Claire felt as if she were reliving her job interview. She reached out, placed a hand on his arm. “My doctor’s a woman, Logan, and she’s excellent. I’ve been managing without you for almost five months, you know.”
“And just why the hell were you trying to?” Logan asked, his eyes again angry, accusing. “Were you planning on passing my child off as Garrett’s?”
“No, of course not.” Claire sighed. “I’ve been getting a divorce all along, before you and I were together. I didn’t lie to you about that.”
He studied her in silence for a moment, then gave her that nasty, arrogant smile he used like a weapon. “Ah. I see. You think I’d make a terrible father. Because I’m not human, I think it was. That’s what you said. Wasn’t it?”
“Yes,” she whispered, ashamed for having said it to him. And maybe for having even thought it at all.
“Damn you.” His voice was low, guttural. “I will be a part of this baby’s life.” He grasped her elbow, pulling her closer, into the furious heat radiating from his body. “I want to be there for every doctor’s appointment from now on. I want you to consult me before you make any decisions that will affect the baby. And I expect shared custody after the baby’s born.”
Here was once again King Monroe in action, the arrogant, dominant man who took for granted that everyone would immediately accede to his wishes at all times. Exactly what she’d been afraid of.
“You have no right to barge in here and start making demands,” she snapped at him.
“The hell I don’t,” Logan snarled. “You chose to keep this baby from me. I’m not going to play nice with you. From now on, things go my way.”
Claire wanted to shout—to laugh hysterically, even—at the sheer conceit of such a statement. “This is exactly why I kept the baby from you. You don’t just get to control everything and everyone. You don’t get to control me or this child.”
“You brought this on yourself.” He snorted. “Did you think I’d be pleased you tried to keep my child from me? It doesn’t exactly warm my heart. In fact, I’ve never been more pissed in my life. You’re lucky I haven’t decided to sue for sole custody.”
“You wouldn’t win.”
Logan just shrugged, a smug grin curling his lips. “I never lose. Never. So you better get used to accommodating me when it comes to the baby. Because if you don’t…” He shrugged again, the smug smile going into full bloom.
&n
bsp; Logan stalked into his living room, so angry he could ram his fist through a wall. Derek looked up, in the middle of watching Logan’s flat screen, devouring a pepperoni pizza, and scratching Caesar’s big, white belly. Upon seeing his master enter the room, the cat issued an inquisitive meow, but didn’t bother to budge from his sprawl across Derek’s lap.

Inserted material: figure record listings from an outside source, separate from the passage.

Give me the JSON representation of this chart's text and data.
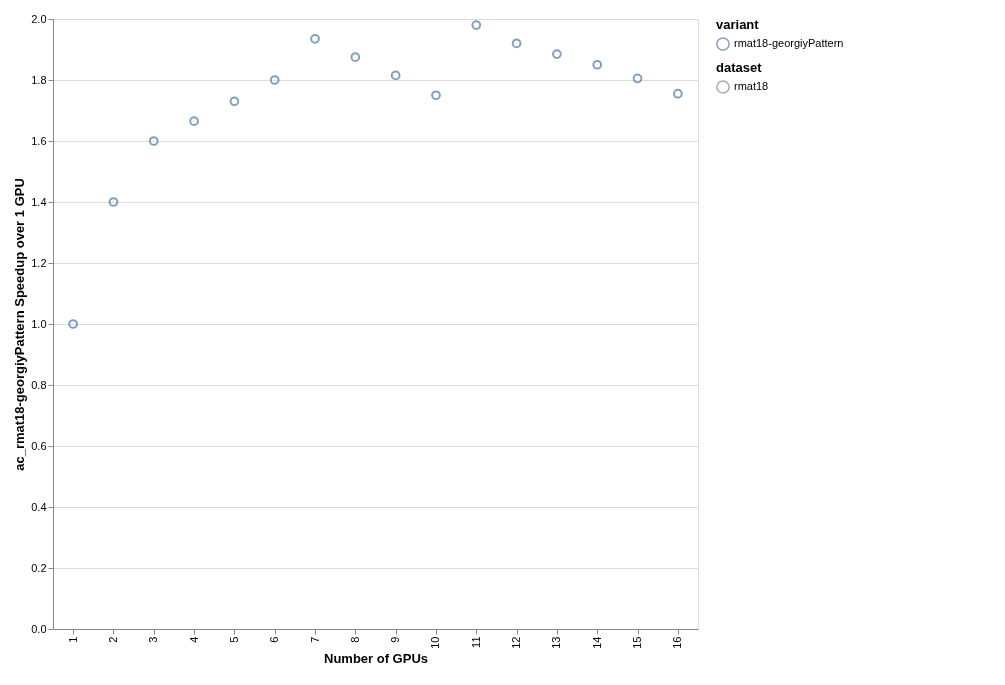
{
  "chart_data": {
    "type": "scatter",
    "xlabel": "Number of GPUs",
    "ylabel": "ac_rmat18-georgiyPattern Speedup over 1 GPU",
    "legend_title": "variant",
    "categories": [
      "1",
      "2",
      "3",
      "4",
      "5",
      "6",
      "7",
      "8",
      "9",
      "10",
      "11",
      "12",
      "13",
      "14",
      "15",
      "16"
    ],
    "series": [
      {
        "name": "rmat18-georgiyPattern",
        "color": "#4c78a8",
        "values": [
          1.0,
          1.4,
          1.6,
          1.665,
          1.73,
          1.8,
          1.935,
          1.875,
          1.815,
          1.75,
          1.98,
          1.92,
          1.885,
          1.85,
          1.805,
          1.755
        ]
      }
    ],
    "annotations": [
      "dataset",
      "rmat18"
    ],
    "ylim": [
      0,
      2
    ],
    "yticks": [
      {
        "value": 0,
        "label": "0.0"
      },
      0.2,
      0.4,
      0.6,
      0.8,
      {
        "value": 1,
        "label": "1.0"
      },
      1.2,
      1.4,
      1.6,
      1.8,
      {
        "value": 2,
        "label": "2.0"
      }
    ],
    "grid": "y",
    "legend": "top right",
    "marker": "circle"
  }
}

“Traitor,” Logan muttered, glaring at Caesar as he began pacing the length of the living room.
“Hello to you too,” Derek said dryly.
“Not you,” Logan clarified, tugging absently at his left earlobe. “The goddamn cat.”
“Trouble at the office?” Derek asked rather unconcernedly around a mouthful of pizza.

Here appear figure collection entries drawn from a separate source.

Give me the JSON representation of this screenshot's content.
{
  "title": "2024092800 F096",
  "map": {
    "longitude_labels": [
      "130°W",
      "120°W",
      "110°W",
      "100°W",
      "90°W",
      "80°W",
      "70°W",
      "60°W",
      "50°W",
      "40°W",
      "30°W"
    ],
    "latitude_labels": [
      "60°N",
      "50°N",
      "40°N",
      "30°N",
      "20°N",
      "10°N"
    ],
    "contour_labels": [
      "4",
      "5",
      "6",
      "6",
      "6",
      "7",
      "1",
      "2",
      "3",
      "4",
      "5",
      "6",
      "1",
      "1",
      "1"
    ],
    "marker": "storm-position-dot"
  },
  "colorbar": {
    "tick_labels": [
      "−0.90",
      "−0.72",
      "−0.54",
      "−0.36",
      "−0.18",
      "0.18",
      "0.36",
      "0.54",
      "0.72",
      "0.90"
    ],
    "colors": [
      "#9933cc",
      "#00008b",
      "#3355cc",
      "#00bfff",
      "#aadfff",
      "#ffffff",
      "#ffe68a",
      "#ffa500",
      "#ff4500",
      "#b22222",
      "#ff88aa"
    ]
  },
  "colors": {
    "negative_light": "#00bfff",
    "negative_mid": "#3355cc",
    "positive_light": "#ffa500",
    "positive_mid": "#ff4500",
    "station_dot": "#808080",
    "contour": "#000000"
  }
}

“Sort of.” Logan stopped in his tracks, looking at his friend. “You’re going to be an uncle.”
Derek nearly choked on his pizza, but took a swig of the bottled water at his side to wash it down. “You didn’t say you were involved with someone, Loge.”
“I’m not.” Logan laughed self-derisively. “Well…hell, it’s complicated. She’s a coworker in the middle of a divorce and we got carried away on a business trip a few months ago, and now she’s pregnant.”

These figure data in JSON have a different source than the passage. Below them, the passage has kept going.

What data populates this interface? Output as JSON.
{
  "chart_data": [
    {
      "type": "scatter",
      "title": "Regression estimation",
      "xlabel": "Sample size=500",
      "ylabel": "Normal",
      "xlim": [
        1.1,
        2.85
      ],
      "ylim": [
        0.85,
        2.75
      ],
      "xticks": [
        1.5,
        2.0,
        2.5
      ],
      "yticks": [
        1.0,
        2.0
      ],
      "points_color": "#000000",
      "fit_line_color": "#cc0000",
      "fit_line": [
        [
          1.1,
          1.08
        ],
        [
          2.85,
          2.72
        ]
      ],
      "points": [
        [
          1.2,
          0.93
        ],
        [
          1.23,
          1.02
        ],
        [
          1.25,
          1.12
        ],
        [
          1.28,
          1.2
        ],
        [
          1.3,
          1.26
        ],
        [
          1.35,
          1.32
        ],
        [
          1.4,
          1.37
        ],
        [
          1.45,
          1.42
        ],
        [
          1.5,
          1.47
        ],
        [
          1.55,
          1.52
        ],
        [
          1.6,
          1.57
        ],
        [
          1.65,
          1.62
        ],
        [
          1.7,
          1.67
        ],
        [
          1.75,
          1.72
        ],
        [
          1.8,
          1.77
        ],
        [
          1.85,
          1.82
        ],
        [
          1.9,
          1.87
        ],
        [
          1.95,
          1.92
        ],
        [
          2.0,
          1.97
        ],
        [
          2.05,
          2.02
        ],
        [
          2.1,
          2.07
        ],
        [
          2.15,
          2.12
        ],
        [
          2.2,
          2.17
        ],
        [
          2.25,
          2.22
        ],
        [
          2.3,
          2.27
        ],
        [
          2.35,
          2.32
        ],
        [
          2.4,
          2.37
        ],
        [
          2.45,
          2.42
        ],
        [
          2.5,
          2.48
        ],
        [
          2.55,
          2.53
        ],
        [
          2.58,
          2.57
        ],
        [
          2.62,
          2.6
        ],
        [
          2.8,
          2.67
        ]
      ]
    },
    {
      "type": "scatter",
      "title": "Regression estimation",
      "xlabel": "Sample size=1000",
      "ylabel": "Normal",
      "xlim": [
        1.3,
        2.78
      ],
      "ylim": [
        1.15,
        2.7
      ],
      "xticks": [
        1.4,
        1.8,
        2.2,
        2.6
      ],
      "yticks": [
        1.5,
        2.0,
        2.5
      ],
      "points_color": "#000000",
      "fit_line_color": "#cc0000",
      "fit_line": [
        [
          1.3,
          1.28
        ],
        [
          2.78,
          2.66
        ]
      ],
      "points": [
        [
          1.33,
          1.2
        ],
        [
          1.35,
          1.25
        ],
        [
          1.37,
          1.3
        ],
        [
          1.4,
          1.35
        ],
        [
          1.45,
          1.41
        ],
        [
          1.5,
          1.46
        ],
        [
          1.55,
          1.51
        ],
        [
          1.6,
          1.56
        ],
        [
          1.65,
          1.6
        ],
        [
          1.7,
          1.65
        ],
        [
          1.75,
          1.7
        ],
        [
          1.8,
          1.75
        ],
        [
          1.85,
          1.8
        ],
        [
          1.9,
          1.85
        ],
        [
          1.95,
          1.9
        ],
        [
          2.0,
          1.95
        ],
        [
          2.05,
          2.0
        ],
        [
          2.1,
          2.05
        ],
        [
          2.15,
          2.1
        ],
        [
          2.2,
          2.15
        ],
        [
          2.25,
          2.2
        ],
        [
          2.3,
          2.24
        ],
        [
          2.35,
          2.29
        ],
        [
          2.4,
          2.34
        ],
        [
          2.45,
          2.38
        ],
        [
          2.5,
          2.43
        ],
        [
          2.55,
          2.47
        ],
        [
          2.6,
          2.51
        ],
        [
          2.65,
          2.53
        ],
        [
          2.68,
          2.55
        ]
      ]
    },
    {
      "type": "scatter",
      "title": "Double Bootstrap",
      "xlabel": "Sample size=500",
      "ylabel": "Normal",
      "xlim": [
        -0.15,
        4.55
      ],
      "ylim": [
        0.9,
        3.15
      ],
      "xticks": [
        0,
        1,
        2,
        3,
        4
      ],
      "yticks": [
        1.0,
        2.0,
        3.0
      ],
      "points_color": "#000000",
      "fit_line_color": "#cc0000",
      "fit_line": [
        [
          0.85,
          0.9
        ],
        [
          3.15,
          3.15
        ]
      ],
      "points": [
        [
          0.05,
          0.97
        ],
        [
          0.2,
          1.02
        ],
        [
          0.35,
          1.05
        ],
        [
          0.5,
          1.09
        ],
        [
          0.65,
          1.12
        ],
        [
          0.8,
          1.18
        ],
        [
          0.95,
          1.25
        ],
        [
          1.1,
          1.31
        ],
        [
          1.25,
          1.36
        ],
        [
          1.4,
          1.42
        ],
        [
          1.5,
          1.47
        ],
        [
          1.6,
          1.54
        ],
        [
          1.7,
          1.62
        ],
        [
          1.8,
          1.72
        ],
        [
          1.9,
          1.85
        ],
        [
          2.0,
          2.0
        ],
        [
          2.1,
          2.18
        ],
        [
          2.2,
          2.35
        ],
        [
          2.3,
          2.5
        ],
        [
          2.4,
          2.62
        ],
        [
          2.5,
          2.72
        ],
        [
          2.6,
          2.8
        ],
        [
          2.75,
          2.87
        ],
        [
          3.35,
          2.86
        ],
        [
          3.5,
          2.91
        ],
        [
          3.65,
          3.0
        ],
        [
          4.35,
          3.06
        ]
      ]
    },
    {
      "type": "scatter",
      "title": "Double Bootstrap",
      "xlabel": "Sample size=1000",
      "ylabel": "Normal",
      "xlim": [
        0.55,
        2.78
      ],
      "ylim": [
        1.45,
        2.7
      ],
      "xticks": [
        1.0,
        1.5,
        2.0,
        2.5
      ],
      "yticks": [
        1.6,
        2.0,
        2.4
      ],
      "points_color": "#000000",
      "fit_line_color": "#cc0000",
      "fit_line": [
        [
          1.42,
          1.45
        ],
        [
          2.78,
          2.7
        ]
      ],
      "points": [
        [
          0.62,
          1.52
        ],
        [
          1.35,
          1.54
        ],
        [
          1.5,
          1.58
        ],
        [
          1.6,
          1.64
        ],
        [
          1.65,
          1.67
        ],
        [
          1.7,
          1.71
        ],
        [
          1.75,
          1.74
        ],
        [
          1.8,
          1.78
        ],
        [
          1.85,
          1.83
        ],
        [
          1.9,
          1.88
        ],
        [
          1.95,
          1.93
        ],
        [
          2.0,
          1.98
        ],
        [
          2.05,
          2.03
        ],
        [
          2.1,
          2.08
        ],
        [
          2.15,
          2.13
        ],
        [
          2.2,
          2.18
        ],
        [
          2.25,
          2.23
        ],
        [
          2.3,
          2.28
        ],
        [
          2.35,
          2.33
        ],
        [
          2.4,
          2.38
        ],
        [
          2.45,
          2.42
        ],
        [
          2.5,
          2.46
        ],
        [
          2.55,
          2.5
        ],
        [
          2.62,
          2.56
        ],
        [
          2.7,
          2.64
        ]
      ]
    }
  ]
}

Derek whistled. “Sounds like a role in a movie I was offered a few years back.”
“It does sound like a movie plot,” Logan agreed, sending his friend a wry grin. “A bad movie plot, like one of those Lifetime channel things women go nuts over. I don’t blame you for turning it down.” He resumed his infuriated pacing. “Christ, Derek. I don’t know how it happened. I never date coworkers. I’ve always believed in my no-intra-office romance policy. I’ve never even had a chance of being a father. Not since Abigail, anyway.”
Derek nodded, his blue eyes sympathetic, pitying almost. He didn’t say anything, didn’t need to. Both men knew what had occurred and what its effect on Logan had been.